Abstract Under strain the electronic properties of Si and SiGe significantly change. For the semiconductor industry the improvement of the kinetic properties is most interesting. In this work we present Monte Carlo modeling of the low field electron mobility in strained Si 1− x Ge x layers grown on relaxed Si 1− y Ge y substrates of arbitrary orientation. An analytical conduction band model is used. The valley splitting is calculated using linear deformation-potential theory. The dependence on the substrate orientation is taken into consideration by transforming the strain tensor. Hooke's law is then used to determine the elements of the strain tensor in the principle coordinate system.
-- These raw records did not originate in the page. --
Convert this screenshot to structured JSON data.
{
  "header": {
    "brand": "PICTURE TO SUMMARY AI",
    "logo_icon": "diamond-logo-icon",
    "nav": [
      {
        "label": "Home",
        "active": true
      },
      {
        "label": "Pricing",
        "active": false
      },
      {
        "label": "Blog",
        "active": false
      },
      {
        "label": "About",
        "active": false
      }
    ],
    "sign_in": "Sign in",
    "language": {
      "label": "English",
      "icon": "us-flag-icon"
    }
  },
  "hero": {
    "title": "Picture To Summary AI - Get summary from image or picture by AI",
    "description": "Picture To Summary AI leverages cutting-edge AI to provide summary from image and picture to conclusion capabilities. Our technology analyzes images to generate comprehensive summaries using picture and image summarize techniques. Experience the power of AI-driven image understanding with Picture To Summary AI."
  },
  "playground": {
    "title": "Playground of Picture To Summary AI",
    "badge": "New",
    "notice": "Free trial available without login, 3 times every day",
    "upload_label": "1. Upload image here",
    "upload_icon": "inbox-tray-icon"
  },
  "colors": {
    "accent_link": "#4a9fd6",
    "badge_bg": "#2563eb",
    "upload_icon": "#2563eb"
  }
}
The phonon and ionized impurity scattering rates are modified to account for the change of the conduction band. A zero field Monte Carlo method used to calculate the low field mobility tensor in the strained material is described and the influence of the Pauli exclusion principle is discussed. Simulation results are given for both undoped and doped layers for different compositions x and y as well as for several substrate orientations. The anisotropic behavior of the mobility as a function of the in-plane angle is demonstrated and the interplay between the strain effects and effects due to Fermi–Dirac statistics is shown.